1. Running back vision – having Edwards back cannot be understated. He’s the most reliable back on the team, and his vision and quickness were evident Saturday. Kendall Milton also ran well, but of course he’s injured again. And Dillon Bell – wow. He doesn’t touch the ball much, but he’s very effective when he does. Could he be this team’s Kenny McIntosh?

2. Defensive line pressure – Both Nazir Stackhouse and Warren Brinson stood out in pushing the pocket, especially in the second half. Mykel Williams was a menace. Georgia got pressure with 4 quite often and blitzes were generally effective. Rattler was a different quarterback in the second half, going 6-24 for 104 yards and two interceptions. Pressure made him uncomfortable.

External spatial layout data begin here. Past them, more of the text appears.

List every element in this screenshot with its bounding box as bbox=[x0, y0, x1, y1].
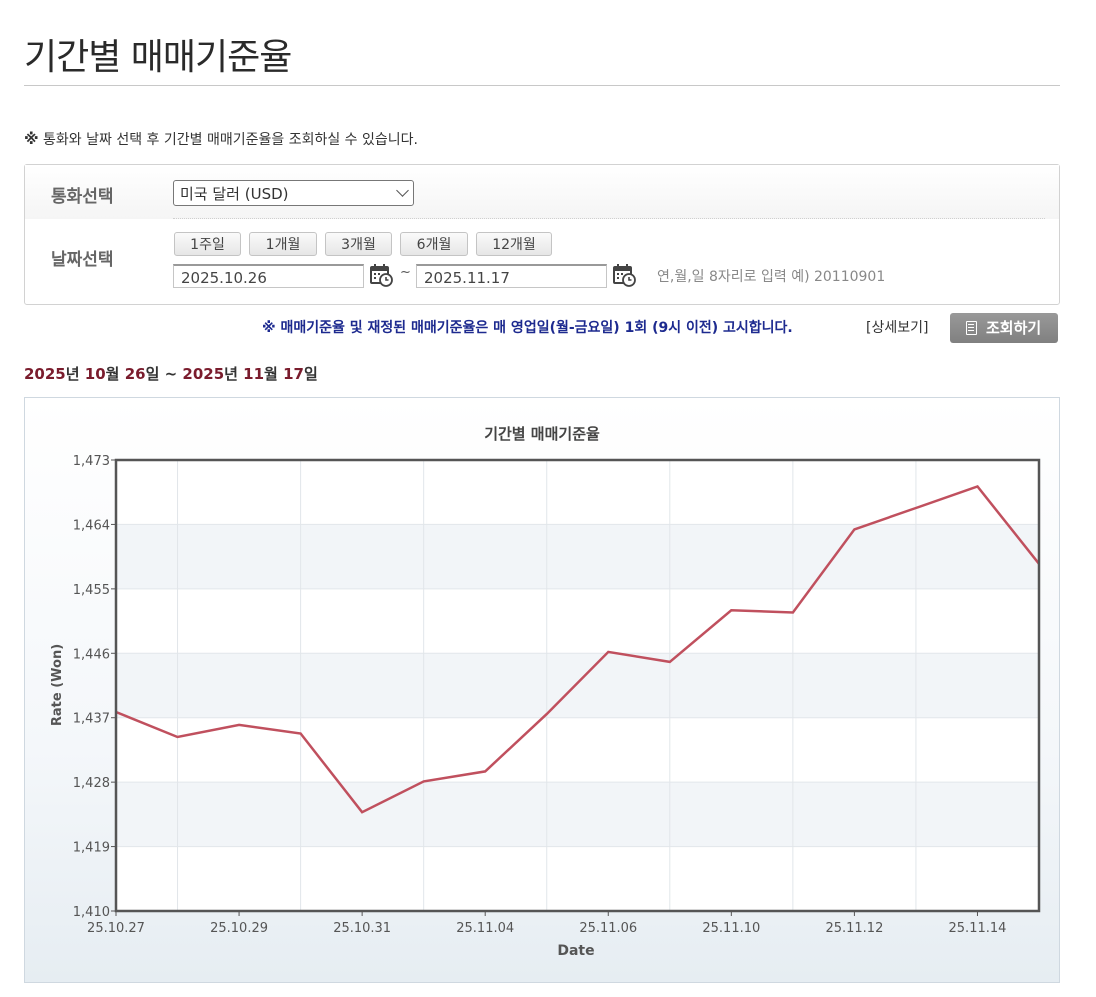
date-range-separator: ~ bbox=[400, 265, 411, 280]
y-tick-label: 1,464 bbox=[73, 518, 110, 533]
calendar-icon-start[interactable] bbox=[369, 263, 393, 287]
range-separator: ~ bbox=[159, 365, 183, 383]
range-year-unit: 년 bbox=[65, 365, 85, 383]
range-end-day: 17 bbox=[283, 365, 304, 383]
x-tick-label: 25.11.10 bbox=[702, 921, 760, 936]
period-button-12month[interactable]: 12개월 bbox=[476, 232, 552, 256]
range-start-month: 10 bbox=[84, 365, 106, 383]
range-year-unit: 년 bbox=[224, 365, 244, 383]
y-tick-label: 1,428 bbox=[73, 776, 110, 791]
y-tick-label: 1,419 bbox=[73, 841, 110, 856]
grid-band bbox=[116, 460, 1039, 525]
search-button-label: 조회하기 bbox=[986, 319, 1042, 337]
period-button-3month[interactable]: 3개월 bbox=[325, 232, 392, 256]
y-tick-label: 1,410 bbox=[73, 905, 110, 920]
range-end-month: 11 bbox=[243, 365, 265, 383]
grid-band bbox=[116, 524, 1039, 589]
period-button-1week[interactable]: 1주일 bbox=[174, 232, 241, 256]
usage-notice: ※ 통화와 날짜 선택 후 기간별 매매기준율을 조회하실 수 있습니다. bbox=[24, 129, 418, 149]
period-button-1month[interactable]: 1개월 bbox=[249, 232, 317, 256]
period-button-6month[interactable]: 6개월 bbox=[400, 232, 468, 256]
page-title: 기간별 매매기준율 bbox=[24, 37, 292, 78]
currency-select-value: 미국 달러 (USD) bbox=[180, 185, 289, 203]
x-tick-label: 25.11.14 bbox=[949, 921, 1007, 936]
chart-title: 기간별 매매기준율 bbox=[484, 425, 600, 443]
date-label: 날짜선택 bbox=[51, 250, 114, 270]
x-tick-label: 25.10.31 bbox=[333, 921, 391, 936]
range-month-unit: 월 bbox=[105, 365, 125, 383]
end-date-input[interactable]: 2025.11.17 bbox=[416, 264, 607, 288]
grid-band bbox=[116, 782, 1039, 847]
start-date-input[interactable]: 2025.10.26 bbox=[173, 264, 364, 288]
x-tick-label: 25.11.04 bbox=[456, 921, 514, 936]
notice-text: 통화와 날짜 선택 후 기간별 매매기준율을 조회하실 수 있습니다. bbox=[43, 132, 418, 148]
rate-line-chart: 기간별 매매기준율 1,410 1,419 1,428 1,437 1,446 1,455… bbox=[50, 425, 1041, 959]
x-tick-label: 25.10.29 bbox=[210, 921, 268, 936]
y-tick-label: 1,446 bbox=[73, 647, 110, 662]
publication-notice: ※ 매매기준율 및 재정된 매매기준율은 매 영업일(월-금요일) 1회 (9시… bbox=[262, 320, 793, 336]
range-day-unit: 일 bbox=[145, 365, 160, 383]
x-axis-label: Date bbox=[557, 943, 594, 959]
x-tick-label: 25.11.12 bbox=[825, 921, 883, 936]
x-tick-label: 25.10.27 bbox=[87, 921, 145, 936]
y-axis-label: Rate (Won) bbox=[50, 644, 65, 726]
row-divider bbox=[173, 218, 1045, 219]
series-line bbox=[115, 485, 1040, 814]
plot-frame bbox=[114, 458, 1041, 913]
grid-band bbox=[116, 588, 1039, 654]
range-day-unit: 일 bbox=[303, 365, 318, 383]
range-start-year: 2025 bbox=[24, 365, 66, 383]
selected-range: 2025년 10월 26일 ~ 2025년 11월 17일 bbox=[24, 363, 318, 384]
range-month-unit: 월 bbox=[264, 365, 284, 383]
document-icon bbox=[966, 321, 977, 335]
detail-link[interactable]: [상세보기] bbox=[866, 320, 929, 336]
date-format-hint: 연,월,일 8자리로 입력 예) 20110901 bbox=[657, 269, 886, 285]
y-tick-label: 1,437 bbox=[73, 712, 110, 727]
grid-band bbox=[116, 846, 1039, 911]
chart-panel: 기간별 매매기준율 1,410 1,419 1,428 1,437 1,446 1,455… bbox=[24, 397, 1060, 983]
filter-panel: 통화선택 미국 달러 (USD) 날짜선택 1주일 1개월 3개월 6개월 12… bbox=[24, 164, 1060, 305]
y-tick-label: 1,473 bbox=[73, 454, 110, 469]
chevron-down-icon bbox=[396, 184, 409, 197]
range-start-day: 26 bbox=[124, 365, 146, 383]
notice-mark: ※ bbox=[24, 130, 39, 148]
range-end-year: 2025 bbox=[182, 365, 225, 383]
currency-label: 통화선택 bbox=[51, 187, 114, 207]
x-tick-label: 25.11.06 bbox=[579, 921, 637, 936]
currency-select[interactable]: 미국 달러 (USD) bbox=[173, 180, 414, 206]
title-divider bbox=[24, 85, 1060, 86]
calendar-icon-end[interactable] bbox=[612, 263, 636, 287]
search-button[interactable]: 조회하기 bbox=[950, 313, 1058, 343]
y-tick-label: 1,455 bbox=[73, 583, 110, 598]
grid-band bbox=[116, 653, 1039, 718]
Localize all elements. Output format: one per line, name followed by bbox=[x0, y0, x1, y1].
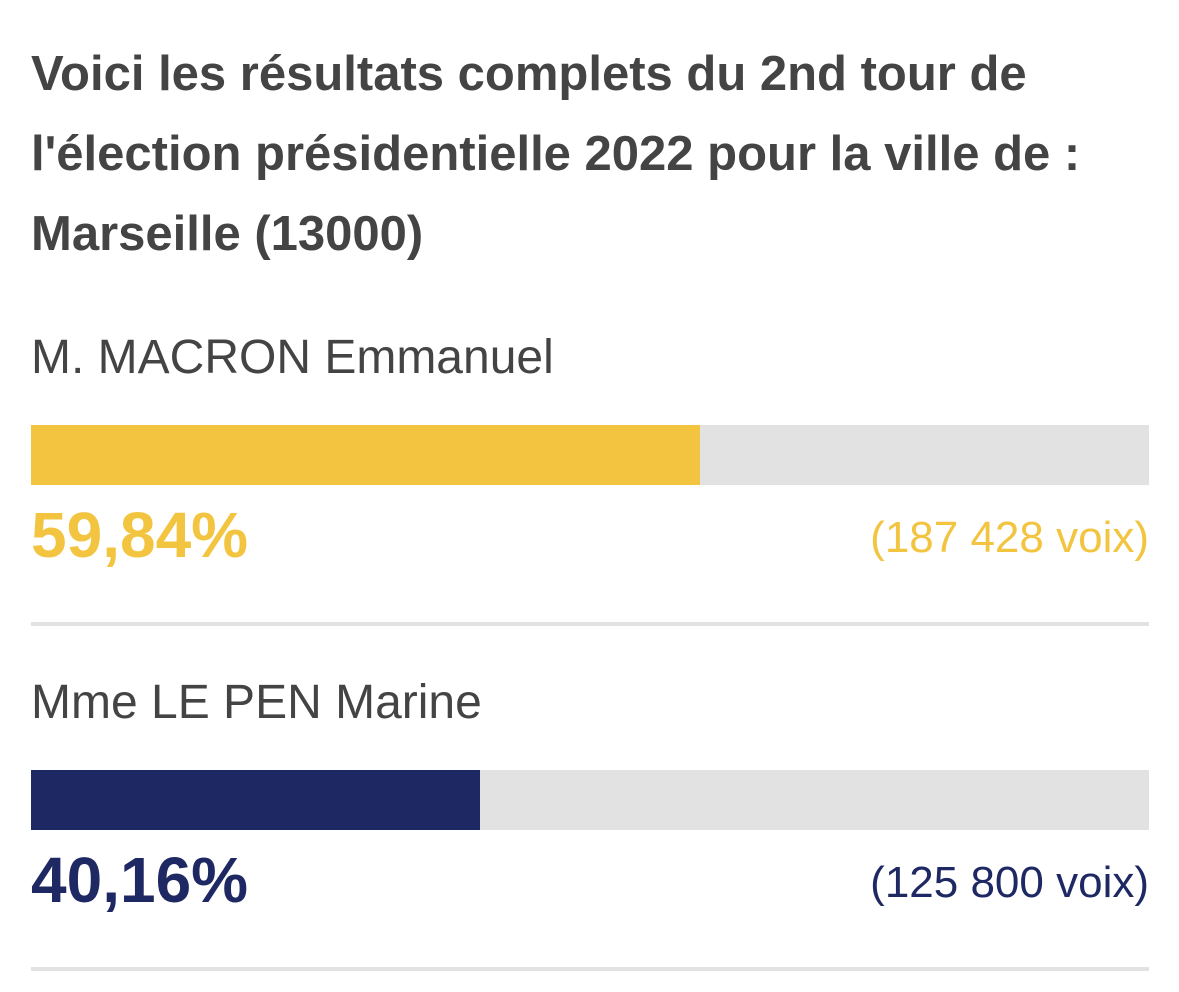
result-bar-fill bbox=[31, 425, 700, 485]
votes-label: (187 428 voix) bbox=[870, 513, 1149, 562]
divider bbox=[31, 622, 1149, 626]
candidate-name: Mme LE PEN Marine bbox=[31, 676, 482, 729]
result-bar-fill bbox=[31, 770, 480, 830]
result-bar-track bbox=[31, 425, 1149, 485]
divider bbox=[31, 967, 1149, 971]
page-title: Voici les résultats complets du 2nd tour… bbox=[31, 47, 1081, 261]
percent-label: 40,16% bbox=[31, 844, 249, 916]
votes-label: (125 800 voix) bbox=[870, 858, 1149, 907]
percent-label: 59,84% bbox=[31, 499, 249, 571]
result-bar-track bbox=[31, 770, 1149, 830]
candidate-name: M. MACRON Emmanuel bbox=[31, 331, 554, 384]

3. Discipline and resilience – a team that is stressed will commit unforced errors. The Dawgs didn’t turn the ball over and only had 6 penalties. Two of those were delay penalties deliberately taken. The telltale signs of frustration weren’t there on the sidelines or on the field. Georgia knew they had to play better to win, and they did just that. 

The areas of concern are fixable. This isn’t a talent problem. It’s an execution problem. Georgia is young in some areas and has continued to lose talented players to injury so far. While most of the injured are expected back at some point this season, the dudes on the second team will have to step up and continue to improve or these concerns will cost Georgia a game at some point.